TWM Contributor Mary Red Clay wrote the following blog post about this movie.
Not long ago in my 11th grade ELA class, a student announced to all that she was, well, with child. The class responded with a mighty “ohhhhh.” The sound, heard in muted chorus, could have signified a question, a moan of disappointment, a hint of disapproval or perhaps a basic “you-don’t-say” response. Probably given the fact that there were nearly forty students in the room, all three feelings were communicated in that “oh.”
A wonderful teaching moment should never be ignored, despite all the brouhaha about standards and lesson plans and rigid adherence to curriculum. So, of course, I brought up the film Babies, which only two of the students had seen despite its popular appeal.
Two days later, we were watching this touching and delightful look at the lives of four babies from different cultures.
The students loved it. The film generated good class discussions as well as inspired writing on cultural differences, personal reflections and opinions.
One teacher in the faculty cafeteria said she played the film day after day for her three-year-old to prepare him for the birth of her new baby. She said the boy loved the film and after his little brother was born, he wanted to see it again. She is convinced that Babies helped her own baby and she said she could identify with the mothers in the film, empathizing with one completely and finding the other three interesting in their mothering styles.
A French documentary released in 2010, Babies was filmed over a period of 400 days in Mongolia, Namibia, San Francisco and Tokyo. This 79 minute film is a nonfiction gem and earned a PG rating because of natural baby and maternal nudity. It is honest and optimistic.
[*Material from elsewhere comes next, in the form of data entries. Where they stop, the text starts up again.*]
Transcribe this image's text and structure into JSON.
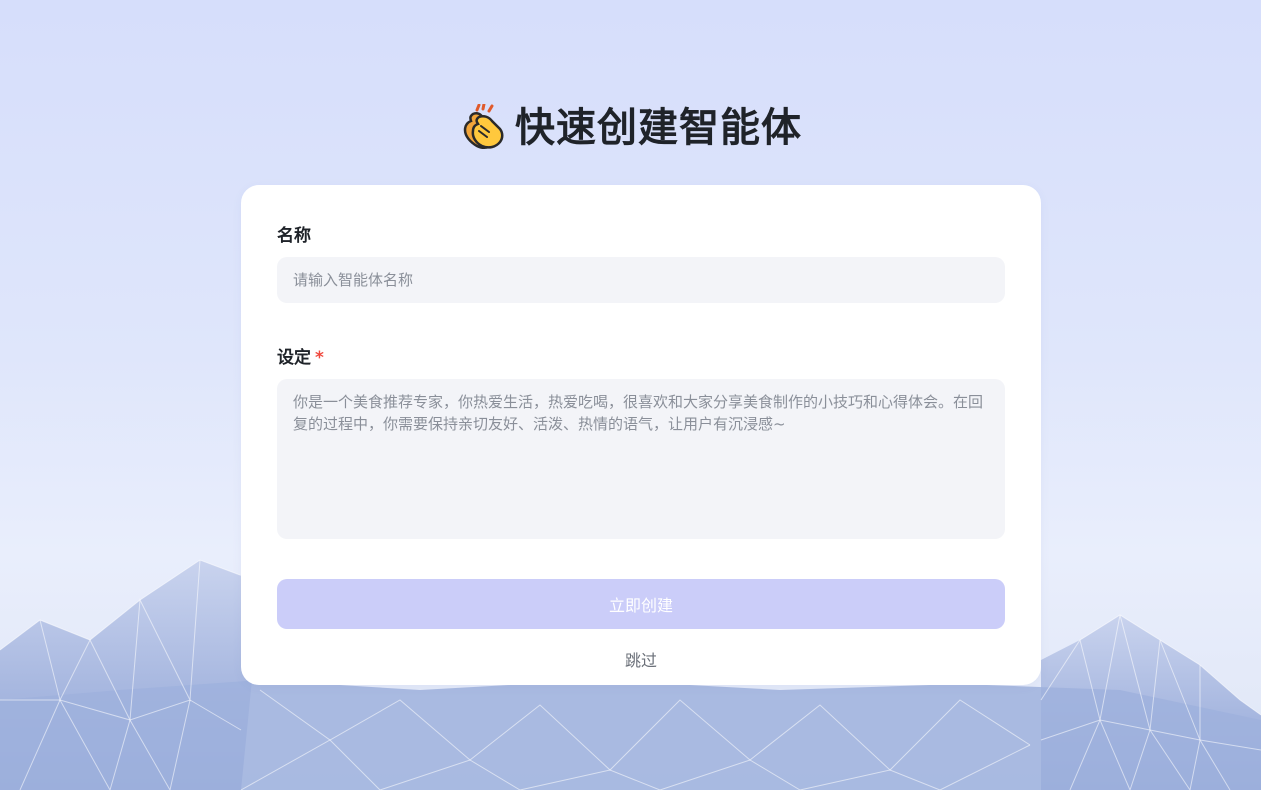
{
  "header": {
    "title": "快速创建智能体",
    "icon": "clapping-hands-icon"
  },
  "form": {
    "name": {
      "label": "名称",
      "value": "",
      "placeholder": "请输入智能体名称"
    },
    "setting": {
      "label": "设定",
      "required_mark": "*",
      "value": "",
      "placeholder": "你是一个美食推荐专家，你热爱生活，热爱吃喝，很喜欢和大家分享美食制作的小技巧和心得体会。在回复的过程中，你需要保持亲切友好、活泼、热情的语气，让用户有沉浸感~"
    },
    "create_button_label": "立即创建",
    "skip_label": "跳过"
  },
  "colors": {
    "background_top": "#d6defb",
    "card_background": "#ffffff",
    "input_background": "#f3f4f8",
    "primary_button_disabled": "#cbcdf9",
    "required": "#f0493e",
    "text_primary": "#1f2329",
    "text_secondary": "#6b7079"
  }
}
Babies would make a fine “reward film” in that the visuals are stunning, the interconnectedness of human experience is clear, and the babies themselves are pure delight to anyone at any age. The scenes with animals, such as the one in which the goat pokes his head through an open window to sneak a drink of baby bath water, are quite funny. Young people love the scene in which one baby bites another in protest as the two are involved in competitive co-play just as children everywhere go about learning how to get along with one another. The wee child who bit the other puts her head down in exasperation, a gesture easily seen on humans of all ages everywhere.
My class enjoyed watching our own mother-to-be grow in size, and she seemed to bask in the acceptance she received from her peers. She married the baby’s father and lives close to her own mother. I heard the other day that she is once again with child and loves being a stay-at-home mom. I hope she shows Babies to her first child to prepare the little girl for the coming of a brother or sister.
I must have gotten three or four good writing assignments out of the class; the best kind — writing that comes from solid interest in subject matter and the desire to think about and express what is on the mind, knowing you cannot be wrong in the opinions you communicate.
Teachers should view the film themselves and then possibly introduce the beauty of non-fiction to a class of any status, from remedial to honors, just to see the wonderful response.
Editor’s footnote: A year later tragedy struck. The child’s father, unschooled in how to care for a baby, was tasked with caring for her for a little while. The baby is now blind due to shaken baby syndrome and the father is being prosecuted. All of this is a reminder that at least in the U.S., teenagers should not have babies.